Усталые ребята уселись на потеплевший валежник.
— До чего же мы дошли, если собираемся жить трудами этой бедной белочки! — невесело пошутил Гагик. — Маленькая, не больше моего кулака! По силенкам ли ей пять человек прокормить? Подумаешь об этом — неловко становится… Была бы не белка, а коза — куда ни шло! Пойдем-ка лучше возьмем наши орудия — они скучают от безделья — и начнем пещеры осматривать. Может, и вправду коз найдем.
— Впустую, — безнадежно махнул рукой Ашот. — Не видишь разве? Мы столько ходим, а попались нам хоть раз следы коз? Как только выпал снег, они ушли. Может, испугались, что останутся запертыми в этом ущелье.
…В то время как Ашот и Гагик разговаривали, Асо заметил в кустах зорянку и пытался поймать ее. Птичка перескакивала с куста на куст и тревожно пищала до тех пор, пока камень из пращи не оборвал ее голос.
— В кустах много зорянок, не унывайте! — радостно объявил Асо, подходя к товарищам со своей добычей на открытой ладони.
— Эх, тоже мне добыча! Она, пожалуй, не больше перепелки, эта птица, — пренебрежительно махнул рукой Ашот.
Асо сразу сник, а Шушик с упреком посмотрела на Ашота. «Если бы он сам убил, наверное, без конца хвастался бы своей замечательной охотой», — подумала она.
— Снег тает. Наш способ ловить куропаток уже не годится. Сделать разве силки из конского волоса? Но откуда взять этот волос? И зерна нет, чтобы у силков посыпать, — уныло вполголоса говорил Ашот, словно раздумывая вслух.

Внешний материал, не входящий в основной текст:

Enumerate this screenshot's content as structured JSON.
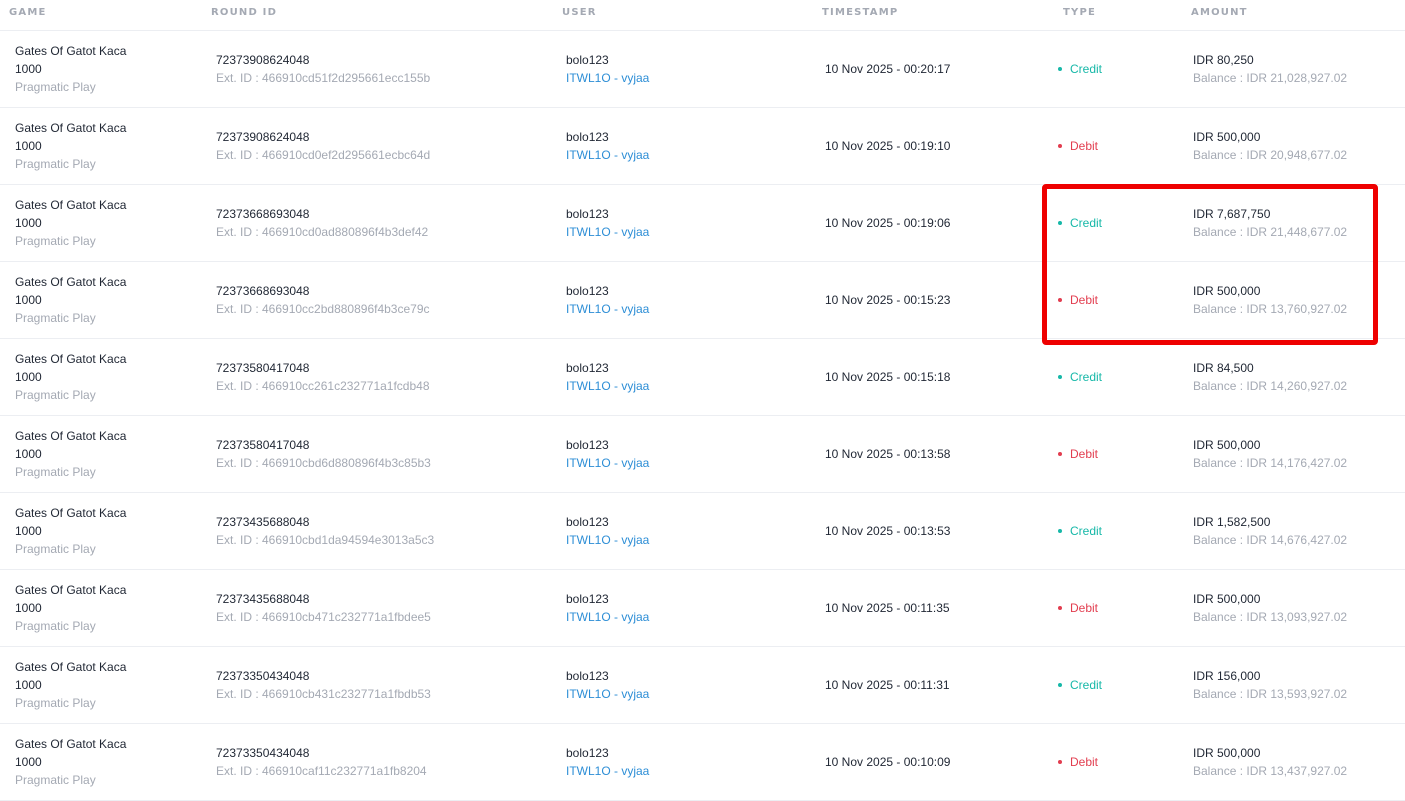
{
  "headers": {
    "game": "GAME",
    "round_id": "ROUND ID",
    "user": "USER",
    "timestamp": "TIMESTAMP",
    "type": "TYPE",
    "amount": "AMOUNT"
  },
  "colors": {
    "credit": "#16b8a8",
    "debit": "#e23d4f",
    "link": "#2d8ed6",
    "muted": "#a4a9b3",
    "highlight": "#ee0000"
  },
  "rows": [
    {
      "game_line1": "Gates Of Gatot Kaca",
      "game_line2": "1000",
      "provider": "Pragmatic Play",
      "round_id": "72373908624048",
      "ext_id": "Ext. ID : 466910cd51f2d295661ecc155b",
      "user": "bolo123",
      "agent": "ITWL1O - vyjaa",
      "timestamp": "10 Nov 2025 - 00:20:17",
      "type": "Credit",
      "amount": "IDR 80,250",
      "balance": "Balance : IDR 21,028,927.02"
    },
    {
      "game_line1": "Gates Of Gatot Kaca",
      "game_line2": "1000",
      "provider": "Pragmatic Play",
      "round_id": "72373908624048",
      "ext_id": "Ext. ID : 466910cd0ef2d295661ecbc64d",
      "user": "bolo123",
      "agent": "ITWL1O - vyjaa",
      "timestamp": "10 Nov 2025 - 00:19:10",
      "type": "Debit",
      "amount": "IDR 500,000",
      "balance": "Balance : IDR 20,948,677.02"
    },
    {
      "game_line1": "Gates Of Gatot Kaca",
      "game_line2": "1000",
      "provider": "Pragmatic Play",
      "round_id": "72373668693048",
      "ext_id": "Ext. ID : 466910cd0ad880896f4b3def42",
      "user": "bolo123",
      "agent": "ITWL1O - vyjaa",
      "timestamp": "10 Nov 2025 - 00:19:06",
      "type": "Credit",
      "amount": "IDR 7,687,750",
      "balance": "Balance : IDR 21,448,677.02"
    },
    {
      "game_line1": "Gates Of Gatot Kaca",
      "game_line2": "1000",
      "provider": "Pragmatic Play",
      "round_id": "72373668693048",
      "ext_id": "Ext. ID : 466910cc2bd880896f4b3ce79c",
      "user": "bolo123",
      "agent": "ITWL1O - vyjaa",
      "timestamp": "10 Nov 2025 - 00:15:23",
      "type": "Debit",
      "amount": "IDR 500,000",
      "balance": "Balance : IDR 13,760,927.02"
    },
    {
      "game_line1": "Gates Of Gatot Kaca",
      "game_line2": "1000",
      "provider": "Pragmatic Play",
      "round_id": "72373580417048",
      "ext_id": "Ext. ID : 466910cc261c232771a1fcdb48",
      "user": "bolo123",
      "agent": "ITWL1O - vyjaa",
      "timestamp": "10 Nov 2025 - 00:15:18",
      "type": "Credit",
      "amount": "IDR 84,500",
      "balance": "Balance : IDR 14,260,927.02"
    },
    {
      "game_line1": "Gates Of Gatot Kaca",
      "game_line2": "1000",
      "provider": "Pragmatic Play",
      "round_id": "72373580417048",
      "ext_id": "Ext. ID : 466910cbd6d880896f4b3c85b3",
      "user": "bolo123",
      "agent": "ITWL1O - vyjaa",
      "timestamp": "10 Nov 2025 - 00:13:58",
      "type": "Debit",
      "amount": "IDR 500,000",
      "balance": "Balance : IDR 14,176,427.02"
    },
    {
      "game_line1": "Gates Of Gatot Kaca",
      "game_line2": "1000",
      "provider": "Pragmatic Play",
      "round_id": "72373435688048",
      "ext_id": "Ext. ID : 466910cbd1da94594e3013a5c3",
      "user": "bolo123",
      "agent": "ITWL1O - vyjaa",
      "timestamp": "10 Nov 2025 - 00:13:53",
      "type": "Credit",
      "amount": "IDR 1,582,500",
      "balance": "Balance : IDR 14,676,427.02"
    },
    {
      "game_line1": "Gates Of Gatot Kaca",
      "game_line2": "1000",
      "provider": "Pragmatic Play",
      "round_id": "72373435688048",
      "ext_id": "Ext. ID : 466910cb471c232771a1fbdee5",
      "user": "bolo123",
      "agent": "ITWL1O - vyjaa",
      "timestamp": "10 Nov 2025 - 00:11:35",
      "type": "Debit",
      "amount": "IDR 500,000",
      "balance": "Balance : IDR 13,093,927.02"
    },
    {
      "game_line1": "Gates Of Gatot Kaca",
      "game_line2": "1000",
      "provider": "Pragmatic Play",
      "round_id": "72373350434048",
      "ext_id": "Ext. ID : 466910cb431c232771a1fbdb53",
      "user": "bolo123",
      "agent": "ITWL1O - vyjaa",
      "timestamp": "10 Nov 2025 - 00:11:31",
      "type": "Credit",
      "amount": "IDR 156,000",
      "balance": "Balance : IDR 13,593,927.02"
    },
    {
      "game_line1": "Gates Of Gatot Kaca",
      "game_line2": "1000",
      "provider": "Pragmatic Play",
      "round_id": "72373350434048",
      "ext_id": "Ext. ID : 466910caf11c232771a1fb8204",
      "user": "bolo123",
      "agent": "ITWL1O - vyjaa",
      "timestamp": "10 Nov 2025 - 00:10:09",
      "type": "Debit",
      "amount": "IDR 500,000",
      "balance": "Balance : IDR 13,437,927.02"
    }
  ]
}
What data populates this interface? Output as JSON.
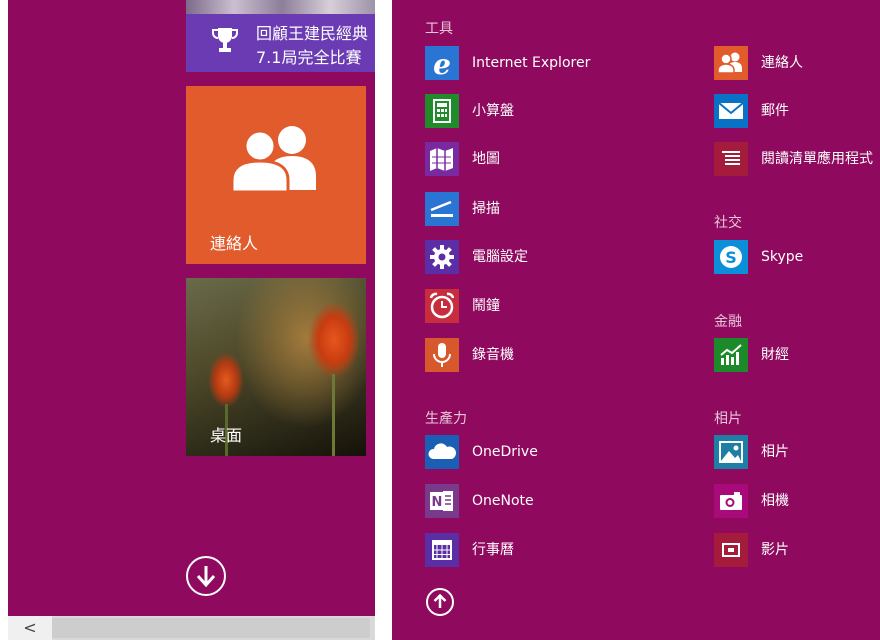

Так сидели ребята и выискивали выход из создавшегося тяжелого положения. А Саркис, прислонившись к обломку скалы, грелся на солнышке в стороне от всех. Он дремал, и снились ему те счастливые времена, когда отец устраивал приезжавшим из района людям (например, ревизорам) пышное угощение. Чего только не было тогда на их обеденном столе! И как он куражился, когда его звали поесть! Как мучил мать, отказываясь от вкусных кусков, которые она для него приберегала!.. Теперь мальчик искренне удивлялся, вспоминая, как «капризничал» (так называли дома его поведение). Неужели так сыт был? Сейчас ему казалось, что сколько бы человек ни съел, он никогда не наестся досыта. Да и вообще, был ли он, Саркис, когда-нибудь в жизни сыт? «Ах, если бы кусочек черного хлеба — вот того, что кидали нашей собаке, курам…»
Ослабевший, отчаявшийся, он тоскливо ныл. Однако инстинкт самосохранения подсказывал, что надо двигаться, что — то делать.
Сунув руку под камень, Саркис начал шарить в сухой, слежавшейся листве, и неожиданно пальцы его нащупали какое — то углубление. Оттуда выкатился орех. Саркис мгновенно зажал его в руке и воровато оглянулся — не видит ли кто. Нет, товарищи о чем — то горячо говорят.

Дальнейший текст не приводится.